Una vez vendió la única mula que tenía para viajar, y el dinero que le dieron por esa venta lo repartió entre gentes muy pobres. El comprador de la mula se la volvió a regalar, y después de varias veces se repitió esta curiosa venta y el subsiguiente regalo.
Cada día recibía a todas las personas que querían hablarle, pero prefería a los más pobres, y a disposición de ellos tenía siempre todos los dineros y regalos que recibía. Varias veces vendió el mobiliario de su Casa Episcopal, para poder ayudar a los pobres. Y muy frecuentemente regaló a los necesitados las ropas que tenía para cambiarse. Fundó una asociación para ayudar a los "pobres vergonzantes", o sea a aquellos que habiendo tenido antes una buena situación económica, habían llegado a una gran pobreza.
Cuando llegó a Florencia la enfermedad del tifo negro, el Arzobispo Antonino vendió todo lo que tenía para conseguir ayudas para los enfermos, y se dedicó de día y de noche a asistir a los apestados. Adquirió una gran fama de santo y obrador de milagros. Un noble de Florencia tenía un hijo muy enfermo, que acabó falleciendo. El padre lloró mucho esa muerte y se dirigió a San Antonino, pidiéndole que lo resucitase. Ante tan arduo pedido, movido por la compasión, el santo se puso en oración. Al terminar, consoló el padre, diciéndole que no llorara más, porque al llegar a casa encontraría a su hijo vivo, lo que efectivamente sucedió.
Después cuando hubo una serie de terremotos, se dedicó con todas sus fuerzas y con todo su personal a llevar ayudas a los damnificados. El jefe civil y militar de Florencia, Cosme de Médicis, exclamaba: "Si nuestra ciudad no fue destruida, se debe en gran parte a los méritos y oraciones de nuestro Santo Arzobispo".

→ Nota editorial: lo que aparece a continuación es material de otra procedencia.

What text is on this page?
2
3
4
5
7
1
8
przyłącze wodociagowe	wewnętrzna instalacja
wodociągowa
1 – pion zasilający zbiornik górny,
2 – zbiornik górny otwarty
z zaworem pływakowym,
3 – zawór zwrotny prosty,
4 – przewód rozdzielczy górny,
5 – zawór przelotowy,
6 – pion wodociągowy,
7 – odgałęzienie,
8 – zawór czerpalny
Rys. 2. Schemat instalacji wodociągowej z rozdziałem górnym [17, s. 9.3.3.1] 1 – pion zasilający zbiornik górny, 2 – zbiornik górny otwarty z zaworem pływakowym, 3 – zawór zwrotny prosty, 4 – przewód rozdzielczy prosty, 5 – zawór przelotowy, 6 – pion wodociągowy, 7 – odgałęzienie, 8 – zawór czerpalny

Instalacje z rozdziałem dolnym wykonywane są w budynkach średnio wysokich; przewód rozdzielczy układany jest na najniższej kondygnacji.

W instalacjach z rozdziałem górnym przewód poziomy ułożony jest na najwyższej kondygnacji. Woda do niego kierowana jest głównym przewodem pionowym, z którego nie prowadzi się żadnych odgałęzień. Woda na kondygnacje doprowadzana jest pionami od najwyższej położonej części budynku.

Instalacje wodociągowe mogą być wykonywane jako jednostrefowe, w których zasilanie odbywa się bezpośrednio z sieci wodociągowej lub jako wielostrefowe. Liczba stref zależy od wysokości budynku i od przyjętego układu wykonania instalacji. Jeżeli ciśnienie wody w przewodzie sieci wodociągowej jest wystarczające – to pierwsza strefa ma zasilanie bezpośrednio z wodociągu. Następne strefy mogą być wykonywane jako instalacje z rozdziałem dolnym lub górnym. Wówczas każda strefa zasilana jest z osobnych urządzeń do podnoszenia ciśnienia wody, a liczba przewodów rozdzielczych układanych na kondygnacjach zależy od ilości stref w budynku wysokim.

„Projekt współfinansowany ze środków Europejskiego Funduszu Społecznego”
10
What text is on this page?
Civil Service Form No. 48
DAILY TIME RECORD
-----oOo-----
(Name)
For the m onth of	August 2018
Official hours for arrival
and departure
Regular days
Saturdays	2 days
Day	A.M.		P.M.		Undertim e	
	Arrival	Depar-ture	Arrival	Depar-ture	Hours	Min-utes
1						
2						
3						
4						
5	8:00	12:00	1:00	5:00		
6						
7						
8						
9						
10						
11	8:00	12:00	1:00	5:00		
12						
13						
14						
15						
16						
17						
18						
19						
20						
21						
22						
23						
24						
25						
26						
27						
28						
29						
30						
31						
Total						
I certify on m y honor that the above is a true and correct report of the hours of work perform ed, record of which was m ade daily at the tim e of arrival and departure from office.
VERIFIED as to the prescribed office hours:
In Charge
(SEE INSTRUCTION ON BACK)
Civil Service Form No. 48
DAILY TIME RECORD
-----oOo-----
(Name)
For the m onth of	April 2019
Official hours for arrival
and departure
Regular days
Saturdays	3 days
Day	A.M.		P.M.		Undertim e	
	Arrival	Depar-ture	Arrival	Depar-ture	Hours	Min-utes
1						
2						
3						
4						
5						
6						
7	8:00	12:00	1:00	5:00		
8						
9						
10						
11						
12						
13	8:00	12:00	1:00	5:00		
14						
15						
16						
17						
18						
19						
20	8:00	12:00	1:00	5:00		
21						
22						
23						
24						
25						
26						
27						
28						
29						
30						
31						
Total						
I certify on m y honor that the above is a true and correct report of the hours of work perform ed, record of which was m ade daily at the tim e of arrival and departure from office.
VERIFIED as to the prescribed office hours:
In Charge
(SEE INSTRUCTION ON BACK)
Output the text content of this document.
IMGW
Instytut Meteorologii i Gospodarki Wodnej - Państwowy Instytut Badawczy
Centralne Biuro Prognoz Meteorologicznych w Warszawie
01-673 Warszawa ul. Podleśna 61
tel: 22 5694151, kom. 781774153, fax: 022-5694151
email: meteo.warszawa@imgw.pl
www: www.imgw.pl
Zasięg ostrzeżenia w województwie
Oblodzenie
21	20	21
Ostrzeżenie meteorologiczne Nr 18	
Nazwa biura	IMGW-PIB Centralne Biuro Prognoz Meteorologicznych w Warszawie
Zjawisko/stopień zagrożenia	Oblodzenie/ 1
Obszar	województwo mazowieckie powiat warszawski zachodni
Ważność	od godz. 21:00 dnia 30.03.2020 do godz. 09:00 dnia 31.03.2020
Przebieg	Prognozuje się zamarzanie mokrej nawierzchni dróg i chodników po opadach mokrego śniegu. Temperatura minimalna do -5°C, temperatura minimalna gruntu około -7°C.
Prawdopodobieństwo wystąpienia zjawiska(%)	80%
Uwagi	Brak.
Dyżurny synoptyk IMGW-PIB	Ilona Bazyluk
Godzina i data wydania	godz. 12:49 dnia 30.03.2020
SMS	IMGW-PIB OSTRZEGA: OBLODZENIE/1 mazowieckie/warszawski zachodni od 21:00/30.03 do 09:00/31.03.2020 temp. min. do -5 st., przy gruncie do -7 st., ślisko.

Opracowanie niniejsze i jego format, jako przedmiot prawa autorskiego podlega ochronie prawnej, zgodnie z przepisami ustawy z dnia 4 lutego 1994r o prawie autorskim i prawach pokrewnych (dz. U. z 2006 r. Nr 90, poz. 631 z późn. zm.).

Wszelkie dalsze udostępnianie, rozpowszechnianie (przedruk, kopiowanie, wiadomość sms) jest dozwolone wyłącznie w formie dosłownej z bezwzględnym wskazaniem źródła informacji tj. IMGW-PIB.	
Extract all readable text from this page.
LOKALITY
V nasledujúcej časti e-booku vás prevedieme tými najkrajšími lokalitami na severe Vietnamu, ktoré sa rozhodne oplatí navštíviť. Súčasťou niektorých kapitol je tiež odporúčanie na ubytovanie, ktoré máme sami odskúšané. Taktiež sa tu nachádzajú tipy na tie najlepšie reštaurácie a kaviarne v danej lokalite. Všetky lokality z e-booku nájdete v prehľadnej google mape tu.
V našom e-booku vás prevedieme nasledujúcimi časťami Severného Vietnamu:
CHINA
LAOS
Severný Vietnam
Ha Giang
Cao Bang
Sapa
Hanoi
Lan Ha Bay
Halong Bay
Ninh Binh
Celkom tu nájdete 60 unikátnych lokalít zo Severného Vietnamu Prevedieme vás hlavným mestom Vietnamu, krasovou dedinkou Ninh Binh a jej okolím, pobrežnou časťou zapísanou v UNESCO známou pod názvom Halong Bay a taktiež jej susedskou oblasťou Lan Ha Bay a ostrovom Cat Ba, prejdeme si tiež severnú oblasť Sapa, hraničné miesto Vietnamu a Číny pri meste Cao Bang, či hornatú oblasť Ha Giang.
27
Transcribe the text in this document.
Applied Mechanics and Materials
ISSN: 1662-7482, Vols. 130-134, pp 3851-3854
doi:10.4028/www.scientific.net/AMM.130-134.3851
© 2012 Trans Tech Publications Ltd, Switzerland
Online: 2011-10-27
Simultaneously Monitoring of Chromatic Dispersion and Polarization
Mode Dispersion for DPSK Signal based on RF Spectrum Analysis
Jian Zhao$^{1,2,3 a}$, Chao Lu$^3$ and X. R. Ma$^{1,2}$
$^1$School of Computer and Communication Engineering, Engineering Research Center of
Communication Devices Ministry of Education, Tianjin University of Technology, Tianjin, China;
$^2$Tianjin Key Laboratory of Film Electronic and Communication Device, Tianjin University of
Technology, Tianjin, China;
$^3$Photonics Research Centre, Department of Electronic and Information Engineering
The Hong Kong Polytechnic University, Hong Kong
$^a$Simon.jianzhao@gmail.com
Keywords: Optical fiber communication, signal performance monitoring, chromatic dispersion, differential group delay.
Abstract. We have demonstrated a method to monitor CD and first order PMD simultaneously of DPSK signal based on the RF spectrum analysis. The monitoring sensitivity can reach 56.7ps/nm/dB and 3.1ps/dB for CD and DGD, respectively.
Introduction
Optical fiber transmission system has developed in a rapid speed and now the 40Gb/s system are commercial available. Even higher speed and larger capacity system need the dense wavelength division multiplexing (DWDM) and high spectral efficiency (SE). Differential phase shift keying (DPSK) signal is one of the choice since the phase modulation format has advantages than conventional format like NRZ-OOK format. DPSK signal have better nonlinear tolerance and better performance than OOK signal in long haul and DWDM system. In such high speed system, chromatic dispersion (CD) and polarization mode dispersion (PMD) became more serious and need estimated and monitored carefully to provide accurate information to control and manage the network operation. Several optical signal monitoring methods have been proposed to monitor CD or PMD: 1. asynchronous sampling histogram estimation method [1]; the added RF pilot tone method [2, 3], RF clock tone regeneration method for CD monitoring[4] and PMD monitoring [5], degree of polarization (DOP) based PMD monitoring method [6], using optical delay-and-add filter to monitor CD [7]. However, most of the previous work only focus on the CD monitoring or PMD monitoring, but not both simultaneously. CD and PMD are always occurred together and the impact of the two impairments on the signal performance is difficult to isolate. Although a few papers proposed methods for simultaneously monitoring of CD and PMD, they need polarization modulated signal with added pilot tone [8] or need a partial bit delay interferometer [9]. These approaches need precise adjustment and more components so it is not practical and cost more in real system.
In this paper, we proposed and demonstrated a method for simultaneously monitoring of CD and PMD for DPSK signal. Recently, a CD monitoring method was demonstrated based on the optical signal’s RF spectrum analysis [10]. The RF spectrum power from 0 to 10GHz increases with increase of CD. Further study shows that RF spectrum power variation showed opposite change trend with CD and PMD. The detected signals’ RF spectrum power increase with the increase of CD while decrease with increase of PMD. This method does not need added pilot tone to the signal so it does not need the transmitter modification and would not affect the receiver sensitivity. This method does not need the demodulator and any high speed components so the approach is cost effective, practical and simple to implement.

Entre tanta actividad, maravilla el hecho de haber tenido tiempo para escribir numerosas obras, entre las cuales merece una mención particular la Summa moral, definida “una gran enciclopedia sistemática del pensamiento y de la práctica de la vida cristiana”. En todos sus escritos se nota la tendencia a descartar las “doctrinas sublimes” para detenerse solamente en lo que consideraba útil para él y para los demás.
Era un hombre práctico, sensible a los problemas sociales de su tiempo, deseoso de dar un significado cristiano a los nuevos fermentos humanísticos. Lo llamaban ingeniosamente “Antonino de los consejos” por su extraordinaria versatilidad en el campo religioso, jurídico, político y económico, que lo ocupaba diariamente en audiencias a los numerosos visitantes de toda clase que iban a plantearle sus problemas.
Llegando a oídos del Papa Pío II el gran fruto que había hecho en Florencia, quiso hacerle miembro de la junta que había formado para reformar los abusos de Roma; pero antes llamó Dios a su fiel siervo para premiarle eternamente. Murió con la muerte de los santos el día 2 de mayo del año 1459, a los 70 años de edad, y a los 3 de su pontificado.
Su cadáver, todavía sin embalsamar, quedó expuesto a los elementos durante más de una semana. La esperada descomposición del cuerpo jamás llegó y, dada la magnitud del milagro, se tomó la decisión de construir un ataúd de cristal para que todos pudieran apreciar uno de los ejemplos más celebres de incorruptibilidad cadavérica. Todavía puede verse “descansando en paz” en la Iglesia de San Marcos, en Florencia, Italia. 74 años después lo canonizó Clemente VII.
Cuerpo del Santo en la Iglesia de San Marcos, Florencia.